サンヨーはそれをめんどくさそうに受け取り、出かけていった。出かけたと言っても目的地まで約5秒、向かいのリーちゃん家の玄関に到着した。
ピンポーン♪
インターホンを押すと玄関で待ち構えていたリーちゃんが、ドアを開けてくれた。お母さんは買い物に出かけていてミーちゃんはまだ帰ってきていないので人間はリーちゃんだけだ。キョロキョロしているサンヨーに、リーちゃんは階段の半ばあたりから手招きをした。
「ほら、何してるの。こっちよ」
「え? ああ」
何回か来たことはあるが小学校に上がってからは初めてだ。懐かしそうにサンヨーは階段を上り、子供部屋に入った。すると、部屋のど真ん中にどでかい雪ダルマがデンと鎮座していた。
「わわっまた雪ダルマ? なんで?」
サンヨーは驚いて部屋から飛び出した。階段から部屋をのぞくと、
「アハハッ」
雪だるまの後ろから笑い声がし、レイちゃんとリーちゃんが顔を出した。
「テッテレー♪ウェルカムドッキリやでー、びっくりした?」
「なんだよもう、いらねーし、そんなの」
「あははっごめんごめん、さあ入って」
ボム
レイちゃんは雪だるまを昇華し、隅っこに隠れていた他の家電達もワラワラ集まってきた。
「初めましてー扇風機のすずでーす。よろしくねー」
初対面のすずちゃんがサンヨーに挨拶をした。すずちゃんは午前中、お母さんが部屋を掃除する時、コンセントから抜かれていたので学校に呼び出してもらえなかったのだ。家電達は本体が電源コードに接続されていないと活動できない。レイちゃんら三種の神器やベフちゃんはコードを抜かれる事はほとんどないが、季節家電のすずちゃんはこうやって時々抜かれるので注意が必要だ。
「うわ、扇風機まで……どんだけいるんだ?」
「今んとこ4人と1匹、あと神様が3人と電気釜さんね。あたしが知ってるのはそれだけよ」
「ふーん……信じられないけど信じるしかないな。そんで、打ち合わせって何だよ」
「電気釜さんを連れ戻す打ち合わせよ。あたし、神様に電気釜さんを探して連れ戻して来てって頼まれたのよ。それで、あたしのお手伝いするのにレイちゃん達が生まれたの。家電達のみんなは魔法やバビエオとか出来るようになって、さあみんなで探しましょってときに、あんたが勝手にタマシールを電気釜さんに貼って怖い邪悪にしてしまうもんだから簡単だと思ってたのが、すっごいめんどくさい事になってしまったのよ? 本当ならヒエール様にバチを当ててもらうところだけど、許して仲間にしてあげましょって話の打ち合わせよ」
「おお!」ベラベラと長ゼリフを一気にしゃべり切ったリーちゃんに家電達一同、感心した。五重丸は気を利かして、あのドラマシリーズのBGMを流した。

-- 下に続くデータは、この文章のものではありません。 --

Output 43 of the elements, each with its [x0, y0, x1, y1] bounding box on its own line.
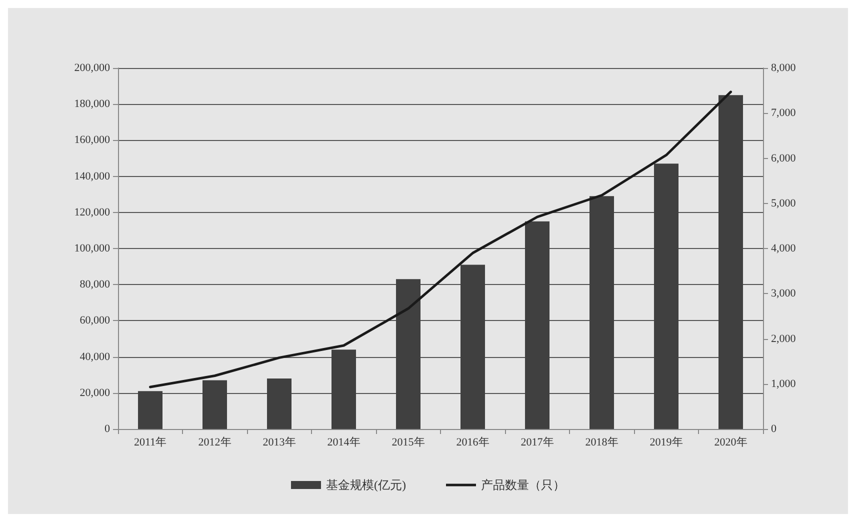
line-series: [149, 90, 732, 388]
x-tick-label: 2017年: [520, 436, 554, 448]
bar: [460, 264, 486, 429]
y-tick-label: 60,000: [80, 314, 110, 327]
y2-tick-label: 0: [771, 423, 777, 435]
y2-tick-label: 1,000: [771, 378, 796, 390]
y-tick-label: 100,000: [74, 242, 110, 254]
bar: [266, 378, 292, 429]
x-tick-label: 2018年: [585, 436, 618, 448]
y2-tick-label: 8,000: [771, 62, 796, 74]
legend-label: 基金规模(亿元): [326, 478, 406, 492]
x-tick-label: 2012年: [198, 436, 232, 448]
bar: [524, 221, 550, 429]
y2-tick-label: 4,000: [771, 242, 796, 254]
y2-tick-label: 7,000: [771, 107, 796, 120]
x-tick-label: 2015年: [392, 436, 425, 448]
y-tick-label: 180,000: [74, 98, 110, 110]
bar: [331, 350, 356, 429]
bar: [718, 95, 744, 429]
y2-tick-label: 6,000: [771, 152, 796, 164]
bar: [654, 164, 679, 429]
y-tick-label: 20,000: [80, 386, 110, 399]
x-tick-label: 2019年: [650, 436, 683, 448]
y-tick-label: 200,000: [74, 62, 110, 74]
bar: [202, 380, 228, 429]
y-tick-label: 80,000: [80, 278, 110, 291]
x-tick-label: 2011年: [134, 436, 167, 448]
bar: [138, 391, 163, 429]
x-tick-label: 2014年: [327, 436, 360, 448]
y-tick-label: 0: [104, 423, 110, 435]
y-tick-label: 120,000: [74, 206, 110, 218]
x-tick-label: 2016年: [456, 436, 490, 448]
y-tick-label: 160,000: [74, 134, 110, 146]
y-tick-label: 40,000: [80, 350, 110, 363]
bar: [589, 196, 614, 429]
y2-tick-label: 5,000: [771, 197, 796, 210]
x-tick-label: 2013年: [262, 436, 296, 448]
legend-label: 产品数量（只）: [480, 478, 565, 492]
x-tick-label: 2020年: [714, 436, 748, 448]
bar: [396, 279, 421, 429]
y-tick-label: 140,000: [74, 170, 110, 182]
y2-tick-label: 2,000: [771, 332, 796, 345]
y2-tick-label: 3,000: [771, 288, 796, 300]
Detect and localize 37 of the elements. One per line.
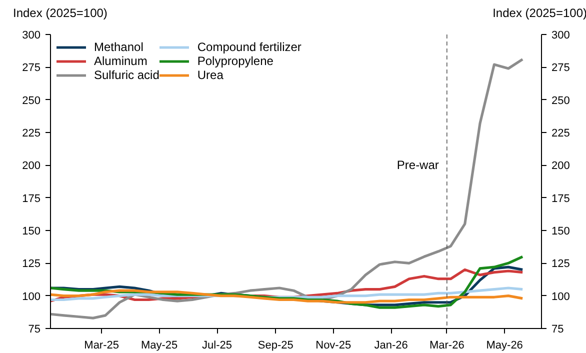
legend-label: Methanol [94, 40, 144, 54]
x-tick-label: Jan-26 [374, 340, 408, 352]
ref-line-label: Pre-war [396, 158, 439, 172]
x-tick-label: Sep-25 [258, 340, 294, 352]
y2-tick-label: 225 [552, 128, 570, 140]
y2-tick-label: 175 [552, 192, 570, 205]
legend-label: Sulfuric acid [94, 68, 160, 82]
y-tick-label: 200 [22, 160, 41, 172]
y2-tick-label: 300 [552, 30, 570, 42]
y-axis-title: Index (2025=100) [13, 5, 108, 22]
y-tick-label: 100 [22, 290, 41, 303]
x-tick-label: Mar-25 [84, 340, 120, 352]
y-tick-label: 175 [22, 192, 41, 205]
y2-tick-label: 250 [552, 94, 570, 107]
y-tick-label: 75 [28, 324, 41, 336]
y2-tick-label: 75 [552, 324, 564, 336]
y-tick-label: 225 [22, 128, 41, 140]
legend-label: Urea [197, 68, 224, 82]
y-tick-label: 125 [22, 258, 41, 270]
y-tick-label: 300 [22, 30, 41, 42]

「すごいねリーちゃん。『渡鬼』みたいな長ゼリフよく言えたね。サンヨー君、リーちゃんの話だいたいわかってくれたかな? 相手が少々手強くなってしまったのでこちらも仲間が多い方がいい。それにひょっとしたら、タマシールを貼った本人の言うことなら聞いてくれるかもしれないし、キミも仲間になってほしいんだ。どっちにしてもぼく達だけでは勝手に決められないから、今からヒエール様に会いに行って許可をもらおう」
五重丸もリーちゃんに負けじと長ゼリフを言いきった。そして、二人から長ゼリフを聞かされたサンヨーはもちろん半分も理解できない。
「え? つまりオレも仲間になってアイツを探すのか? それで、今から神様に会いにいくってか?」
「まあそう言うことだね。辛うじて話のツボだけは理解してくれたようだし、善は急げだ、レイちゃん、すずちゃん、バビエオでみんなを乗せて神様の所へ行こう」
「おいおい、神様ってどこにいるんだよ、もしかして雲の上? 遠くに行くならお母さんに言っとかないと」
「大丈夫、神様のお家は大通りの向こうのリサイクルショップだから。空を飛んで行けばすぐだよ」
「へ? それってリサちゃんのこと? 神様の家が? それで空を飛んで行くってどうやって?」
話のツボだけ理解したつもりのサンヨーであったが、そのツボは……砕け散ってハテナマークの山になった。
「僕たちはここで用意して玄関に降りるから、リーちゃんとサンヨー君は玄関から出て待ってて。靴を履いてないと向こうで困るからね」
「分かったわ五重丸。じゃ、行くわよ」
「お、おい待てよ」
リーちゃんはいつものようにドドドーッと階段をかけおりた。サンヨーもあわてて後を追った。
二人が玄関に着いたその時、玄関のドアが開いた。お母さんが買い物から帰ってきたのだ。二人を見てお母さんは少し驚いた顔でボソッと言った。
「あらやだ、親の留守中に男を連れ込むなんて……」
チャンチャンチャーン♪
3階で用意をしている五重丸が、気を利かしてサスペンス劇場の音楽を流した。